With two weeks left until Election Day, Lee was poised to come from behind and win, and he publicly asked his former party colleague Rhee to drop out of the race. Rhee responded he would quit only if it was proven that Lee’s youngest son did not cheat on his military physical.
The glove had been dropped. Korea’s entire political community watched as Lee’s younger son was flown in from Boston to be measured on national television. Military records listed young Lee’s height at 172 centimeters, though that figure was later amended to 165 by an American hospital; Rhee insisted that he was no taller than 160cm, that the measurements had been fudged to up the height-to-weight ratio and win military exemption. Viewers across Korea tuned in for the big event as the young Korean removed his shoes and stood rigid against the measuring board. The cameras snapped, the audience leaned in: the tape read 164.5 centimeters. Stubbornly noting the half-centimeter discrepancy, Rhee stayed in the race and continued his accusations against Lee.
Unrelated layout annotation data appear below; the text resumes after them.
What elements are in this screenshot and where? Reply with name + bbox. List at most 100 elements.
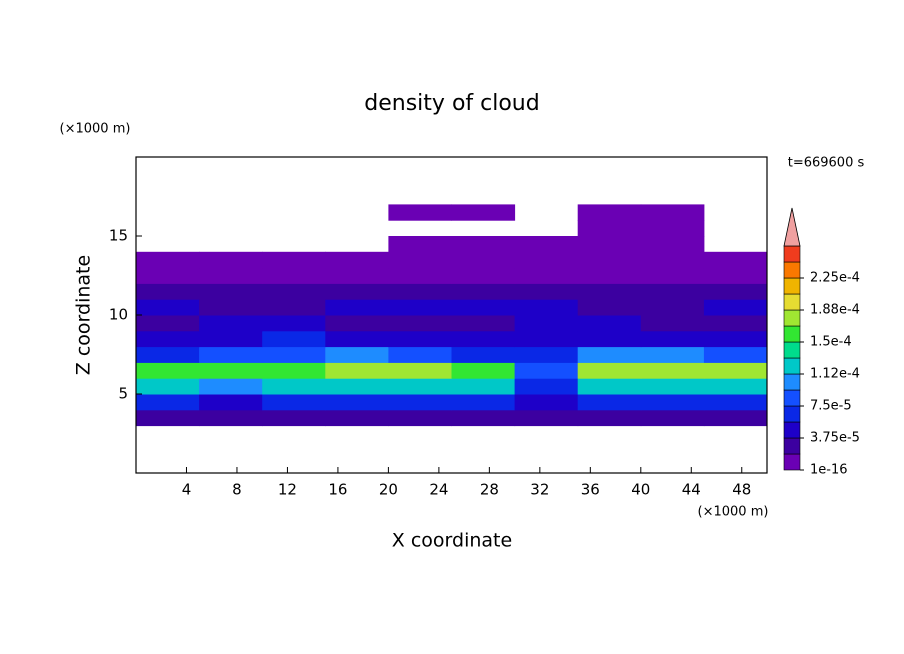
contour-cell	[640, 315, 705, 332]
contour-cell	[262, 267, 326, 284]
contour-cell	[136, 315, 200, 332]
contour-cell	[703, 409, 768, 427]
colorbar-tick-label: 7.5e-5	[810, 399, 852, 414]
colorbar-box	[783, 405, 801, 423]
chart-title: density of cloud	[364, 91, 539, 116]
contour-cell	[577, 315, 642, 332]
contour-cell	[136, 251, 200, 269]
contour-cell	[262, 283, 326, 300]
contour-cell	[577, 236, 642, 253]
contour-cell	[325, 267, 389, 284]
contour-cell	[703, 378, 768, 395]
contour-cell	[451, 204, 516, 221]
x-axis-label: X coordinate	[392, 530, 512, 552]
contour-cell	[199, 378, 263, 395]
x-tick-label: 24	[429, 481, 448, 499]
contour-cell	[640, 251, 705, 269]
contour-cell	[640, 204, 705, 221]
contour-cell	[577, 378, 642, 395]
contour-cell	[262, 346, 326, 363]
contour-cell	[514, 267, 579, 284]
colorbar-box	[783, 341, 801, 359]
colorbar-box	[783, 277, 801, 295]
contour-cell	[388, 330, 452, 348]
x-unit: (×1000 m)	[698, 505, 769, 520]
contour-cell	[640, 220, 705, 237]
contour-cell	[262, 394, 326, 411]
contour-cell	[262, 409, 326, 427]
colorbar-box	[783, 453, 801, 471]
contour-cell	[388, 267, 452, 284]
contour-cell	[514, 236, 579, 253]
contour-cell	[262, 362, 326, 379]
contour-cell	[514, 315, 579, 332]
colorbar-box	[783, 373, 801, 391]
contour-cell	[199, 362, 263, 379]
contour-cell	[577, 330, 642, 348]
y-tick-label: 10	[109, 306, 128, 324]
contour-cell	[703, 251, 768, 269]
contour-cell	[388, 204, 452, 221]
contour-cell	[199, 346, 263, 363]
contour-cell	[640, 394, 705, 411]
colorbar-box	[783, 309, 801, 327]
contour-cell	[640, 283, 705, 300]
contour-cell	[388, 251, 452, 269]
contour-cell	[325, 378, 389, 395]
contour-cell	[325, 330, 389, 348]
contour-cell	[514, 378, 579, 395]
contour-cell	[199, 283, 263, 300]
contour-cell	[388, 362, 452, 379]
contour-cell	[199, 394, 263, 411]
colorbar-box	[783, 389, 801, 407]
contour-cell	[703, 283, 768, 300]
colorbar-tick-label: 3.75e-5	[810, 431, 860, 446]
contour-cell	[262, 330, 326, 348]
contour-cell	[136, 283, 200, 300]
contour-cell	[325, 283, 389, 300]
contour-cell	[451, 299, 516, 316]
contour-cell	[640, 409, 705, 427]
contour-cell	[577, 251, 642, 269]
contour-cell	[451, 346, 516, 363]
contour-cell	[262, 299, 326, 316]
colorbar-box	[783, 261, 801, 279]
y-tick-label: 5	[118, 385, 128, 403]
y-unit: (×1000 m)	[60, 122, 131, 137]
contour-cell	[640, 362, 705, 379]
contour-cell	[640, 267, 705, 284]
contour-cell	[514, 330, 579, 348]
contour-cell	[640, 299, 705, 316]
contour-cell	[703, 315, 768, 332]
contour-cell	[703, 394, 768, 411]
contour-cell	[703, 346, 768, 363]
colorbar-over	[783, 207, 801, 247]
contour-cell	[451, 394, 516, 411]
contour-cell	[514, 299, 579, 316]
contour-cell	[514, 251, 579, 269]
contour-cell	[703, 330, 768, 348]
contour-cell	[136, 362, 200, 379]
contour-cell	[388, 394, 452, 411]
contour-cell	[262, 378, 326, 395]
colorbar-tick-label: 2.25e-4	[810, 271, 860, 286]
contour-cell	[199, 330, 263, 348]
contour-cell	[262, 251, 326, 269]
contour-cell	[199, 299, 263, 316]
x-tick-label: 40	[631, 481, 650, 499]
contour-cell	[577, 283, 642, 300]
contour-cell	[199, 251, 263, 269]
x-tick-label: 44	[682, 481, 701, 499]
contour-cell	[262, 315, 326, 332]
x-tick-label: 4	[182, 481, 192, 499]
x-tick-label: 8	[232, 481, 242, 499]
colorbar-box	[783, 421, 801, 439]
contour-cell	[577, 346, 642, 363]
y-tick-label: 15	[109, 227, 128, 245]
contour-cell	[577, 204, 642, 221]
contour-cell	[514, 394, 579, 411]
contour-cell	[640, 236, 705, 253]
colorbar-box	[783, 245, 801, 263]
contour-cell	[325, 346, 389, 363]
contour-cell	[640, 330, 705, 348]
On December 18, Kim Dae-jung was elected president over Lee by a 1.6 percent margin. The western press — which had previously paid little attention to the election — had a new Asian hero. Newspapers and magazines around the world published accounts of his past resistance to dictators, of the various attempts on his life. Almost no mention was made of the back-stabbings, leper colonies and televised half-centimeters the characterized the election.
Perhaps that’s because the idiosyncrasies that got Kim Dae-jung elected were not mere sidebar news items about wacky politics in one fringe of the Pacific Rim. Essentially, Rhee In-je was to Kim as Ross Perot was to Bill Clinton; the union of Kim DJ and Kim JP as typically American as JFK and LBJ; Lee’s missing half-centimeter as trivial and devastating as Willie Horton’s weekend furlough.
Kim Dae-jung fully deserves the admiration of his American hosts. His life has been inspiring and praiseworthy. It’s just a little unsettling that — within the workings of the system he nearly died for — it took such pettiness to get him elected.
The unsung final step in Kim’s heroic rise reveals what successful American-style electoral democracy has become: a combination of shallow opportunism, marketing, chance and — buried in there somewhere — leadership.